読み出しはまあそれなりなのだろう。書き込みの数倍は速い。
BDのいきる道
まあBDは、ハイビジョン時代の映像記録メディアとしてはそこそこであるということがわかった。最近のH.264エンコード (AVC圧縮) だと、BDレコーダ内蔵のあまり質の良くないハードウェアエンコーダでも12MbpsくらいでまあまあのHDV (1080i)映像が録れる。このビットレートだと一枚50GBのディスクに9時間以上も記録できる。DVDで我慢したような画質 (2.5Mbpsとか) で一枚4.7GBに4時間しか記録できなかったことと比べると、(容量・ビットレート・画質・画面の大きさを無視した) 記録時間面でも進歩しているようにみえる。

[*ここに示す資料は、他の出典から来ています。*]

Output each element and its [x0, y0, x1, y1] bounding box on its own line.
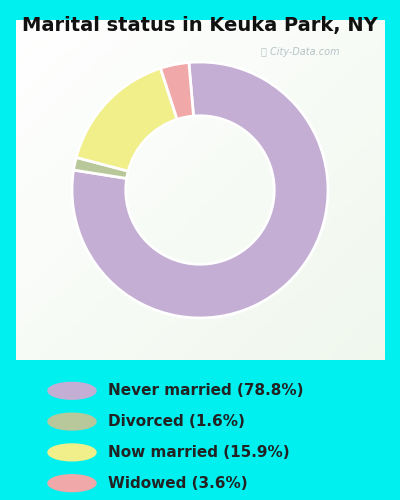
Text: Marital status in Keuka Park, NY: Marital status in Keuka Park, NY: [22, 16, 378, 34]
Text: Now married (15.9%): Now married (15.9%): [108, 445, 290, 460]
Wedge shape: [160, 62, 194, 120]
Text: Widowed (3.6%): Widowed (3.6%): [108, 476, 248, 490]
Circle shape: [48, 475, 96, 492]
Wedge shape: [72, 62, 328, 318]
Wedge shape: [74, 158, 128, 178]
Circle shape: [48, 444, 96, 461]
Text: Divorced (1.6%): Divorced (1.6%): [108, 414, 245, 429]
Circle shape: [48, 413, 96, 430]
Circle shape: [48, 382, 96, 399]
Wedge shape: [76, 68, 177, 171]
Text: Never married (78.8%): Never married (78.8%): [108, 384, 304, 398]
Text: ⓘ City-Data.com: ⓘ City-Data.com: [261, 47, 340, 57]
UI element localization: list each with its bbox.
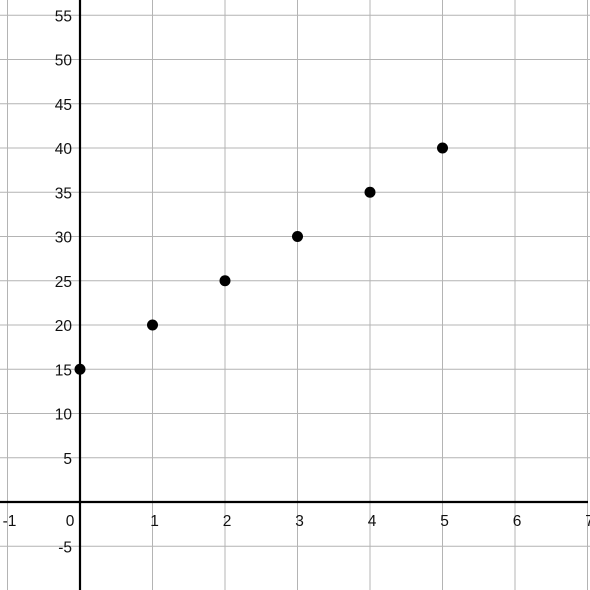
data-points xyxy=(74,142,448,375)
y-tick-label: 30 xyxy=(55,230,73,247)
x-tick-label: 1 xyxy=(150,513,159,530)
x-tick-label: 6 xyxy=(513,513,522,530)
x-tick-label: -1 xyxy=(3,513,17,530)
data-point xyxy=(364,186,376,198)
data-point xyxy=(147,319,158,331)
x-tick-label: 3 xyxy=(295,513,304,530)
y-tick-label: 55 xyxy=(55,8,72,25)
data-point xyxy=(437,142,448,154)
y-tick-label: -5 xyxy=(58,539,72,556)
data-point xyxy=(74,363,86,375)
data-point xyxy=(292,231,303,242)
y-tick-label: 50 xyxy=(55,53,73,70)
data-point xyxy=(219,275,231,287)
y-tick-label: 15 xyxy=(55,362,72,379)
x-tick-label: 0 xyxy=(66,513,75,530)
y-tick-label: 10 xyxy=(55,407,73,424)
y-tick-label: 40 xyxy=(55,141,73,158)
y-tick-label: 5 xyxy=(63,451,72,468)
x-tick-label: 7 xyxy=(585,513,590,530)
y-tick-label: 20 xyxy=(55,318,73,335)
y-tick-label: 35 xyxy=(55,185,72,202)
x-tick-label: 2 xyxy=(223,513,232,530)
x-tick-label: 4 xyxy=(368,513,377,530)
y-tick-label: 25 xyxy=(55,274,72,291)
y-tick-label: 45 xyxy=(55,97,72,114)
x-tick-label: 5 xyxy=(440,513,449,530)
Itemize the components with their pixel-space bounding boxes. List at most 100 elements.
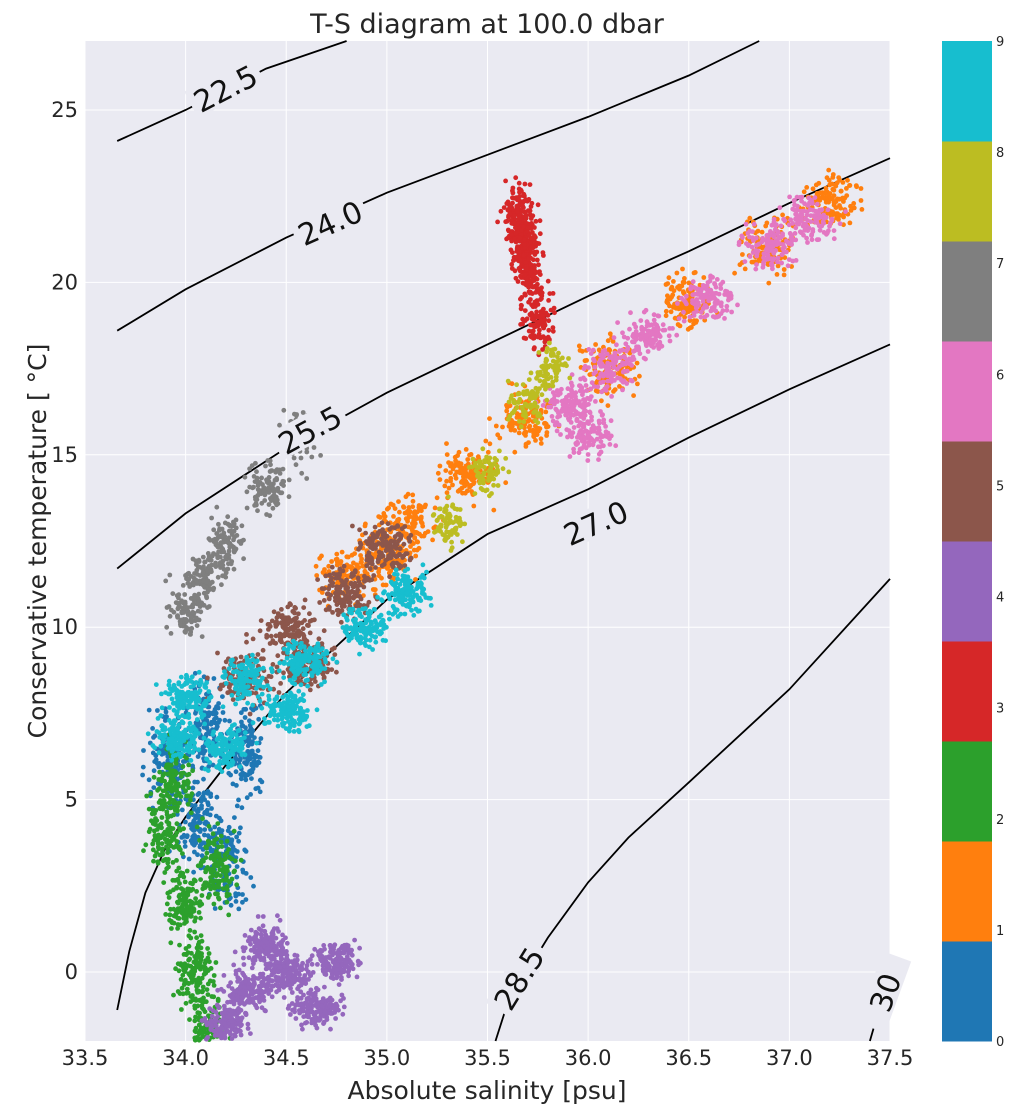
scatter-point (509, 424, 515, 429)
scatter-point (340, 582, 345, 588)
scatter-point (341, 563, 347, 569)
scatter-point (238, 776, 244, 782)
scatter-point (197, 837, 202, 843)
scatter-point (259, 928, 264, 933)
scatter-point (350, 523, 355, 529)
scatter-point (204, 1036, 209, 1042)
scatter-point (281, 670, 286, 676)
scatter-point (372, 524, 378, 530)
scatter-point (239, 723, 245, 729)
scatter-point (339, 975, 344, 980)
scatter-point (689, 325, 694, 330)
scatter-point (344, 554, 350, 560)
scatter-point (309, 961, 315, 967)
scatter-point (321, 674, 327, 680)
scatter-point (169, 926, 174, 931)
scatter-point (198, 933, 204, 938)
scatter-point (403, 516, 409, 522)
scatter-point (232, 1032, 237, 1038)
scatter-point (535, 323, 541, 329)
scatter-point (195, 1003, 201, 1009)
scatter-point (518, 258, 523, 264)
scatter-point (233, 769, 239, 775)
scatter-point (301, 1014, 307, 1019)
scatter-point (189, 950, 194, 956)
scatter-point (242, 715, 248, 720)
scatter-point (220, 694, 225, 699)
scatter-point (186, 785, 192, 791)
scatter-point (357, 545, 363, 550)
scatter-point (279, 607, 284, 612)
density-contours (116, 40, 891, 1042)
scatter-point (683, 293, 689, 299)
scatter-point (513, 175, 519, 181)
scatter-point (539, 296, 544, 301)
scatter-point (396, 531, 402, 537)
scatter-point (271, 609, 277, 615)
scatter-point (174, 821, 180, 827)
scatter-point (379, 563, 385, 569)
scatter-point (180, 764, 186, 769)
scatter-point (331, 1006, 336, 1011)
scatter-point (269, 994, 275, 1000)
scatter-point (215, 996, 221, 1002)
scatter-point (514, 203, 520, 209)
scatter-point (446, 485, 452, 491)
scatter-point (665, 293, 670, 299)
scatter-point (663, 313, 669, 319)
scatter-point (522, 181, 528, 187)
scatter-point (224, 899, 230, 905)
scatter-point (820, 195, 826, 201)
scatter-point (150, 847, 156, 853)
scatter-point (505, 227, 511, 233)
scatter-point (184, 755, 189, 761)
scatter-point (383, 582, 389, 588)
scatter-point (243, 1012, 249, 1018)
scatter-point (258, 983, 264, 989)
scatter-point (459, 485, 465, 491)
scatter-point (212, 824, 218, 830)
scatter-point (848, 203, 853, 209)
scatter-point (391, 514, 396, 519)
scatter-point (193, 915, 199, 921)
scatter-point (537, 231, 543, 237)
scatter-point (186, 981, 192, 986)
scatter-point (315, 962, 320, 967)
scatter-point (164, 839, 170, 845)
scatter-point (778, 223, 784, 229)
scatter-point (175, 926, 181, 931)
scatter-point (243, 773, 248, 779)
scatter-point (308, 957, 313, 962)
scatter-point (527, 208, 533, 214)
scatter-point (670, 292, 676, 298)
scatter-point (537, 327, 542, 333)
scatter-point (529, 278, 535, 284)
scatter-point (526, 232, 532, 238)
scatter-point (263, 934, 269, 940)
scatter-point (219, 1010, 225, 1016)
scatter-point (532, 304, 538, 309)
scatter-point (174, 830, 180, 835)
scatter-point (157, 769, 163, 775)
scatter-point (515, 244, 520, 250)
scatter-point (192, 849, 197, 855)
scatter-point (450, 482, 455, 488)
scatter-point (416, 545, 422, 551)
scatter-point (258, 618, 264, 623)
scatter-point (840, 180, 846, 185)
scatter-point (455, 453, 460, 458)
scatter-point (244, 639, 249, 645)
scatter-point (413, 553, 419, 559)
scatter-point (242, 933, 248, 938)
scatter-point (296, 633, 302, 639)
scatter-point (333, 590, 338, 596)
scatter-point (468, 452, 474, 457)
scatter-point (523, 429, 529, 435)
scatter-point (416, 505, 422, 510)
scatter-point (396, 499, 401, 504)
scatter-point (338, 559, 344, 564)
scatter-point (216, 701, 222, 706)
scatter-point (858, 186, 864, 191)
scatter-point (526, 417, 532, 422)
scatter-point (183, 946, 189, 951)
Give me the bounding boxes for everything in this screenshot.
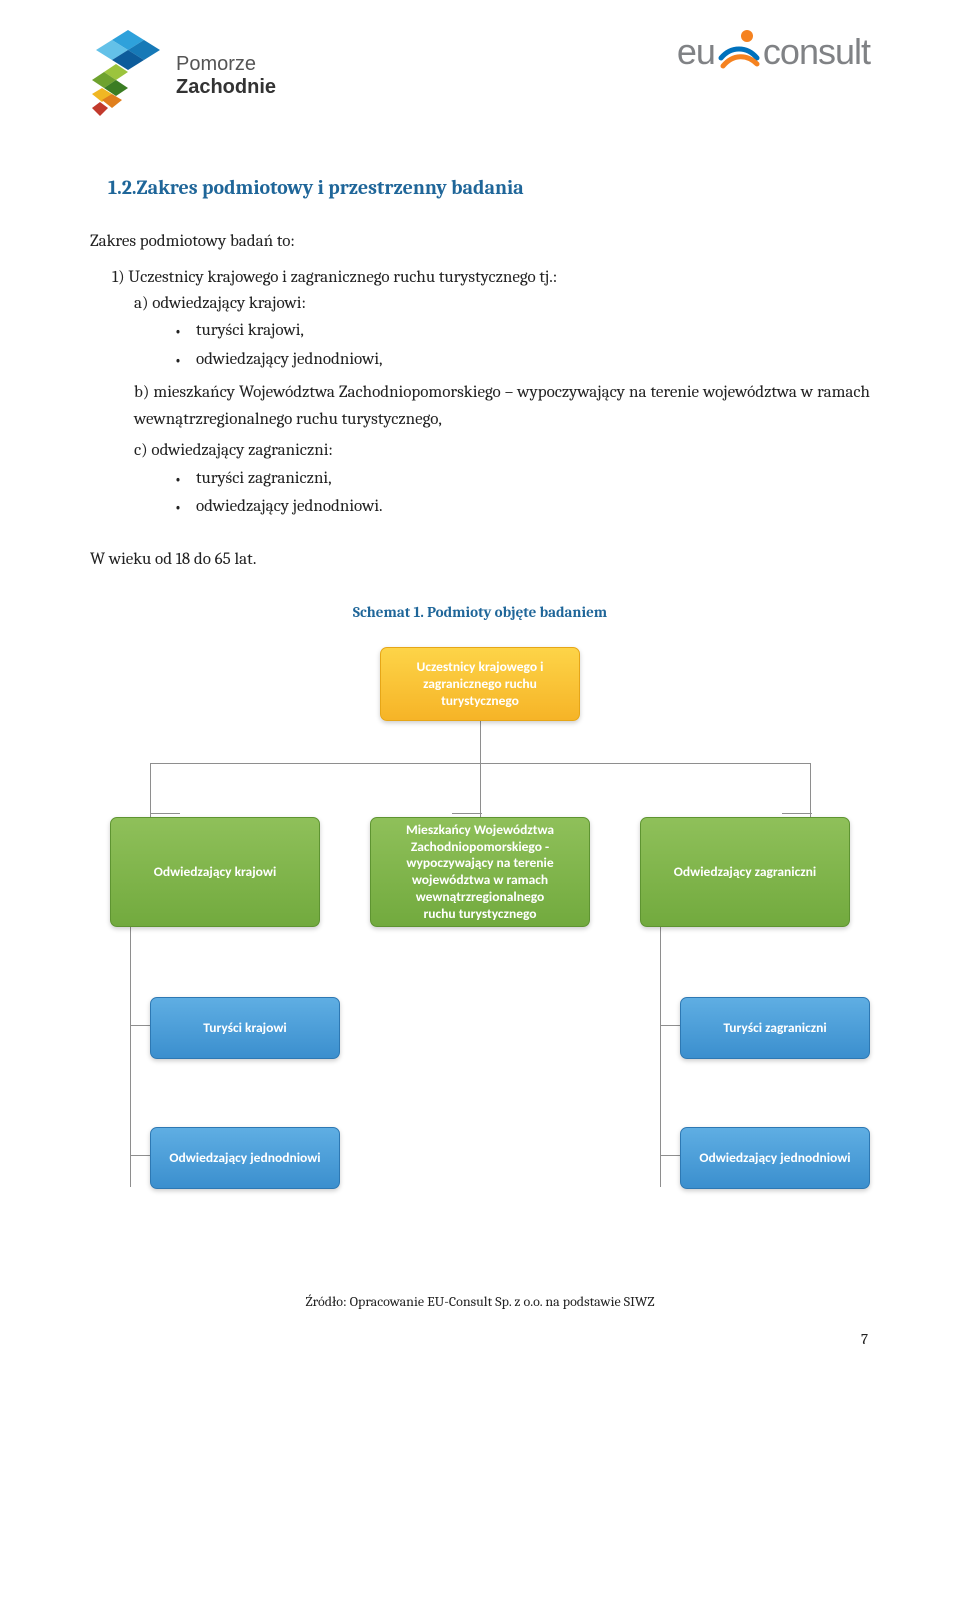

データ転送レートも、PCのバックアップデバイスとしては『たった50GB』で3~4時間、というのは我慢ならないが、やはり映像用メディアなら、AVCHDの規格最高の25Mbpsで書き込んでも余裕である (一枚4.5時間程度で書ければリアルタイム記録に追いつく)。
というわけで、私もしばらくはBDから離れられそうにない。この先どう進化するのか見守りながら、そして進化したデバイスに移し換える面倒さに怯えながら、使い続けることになる。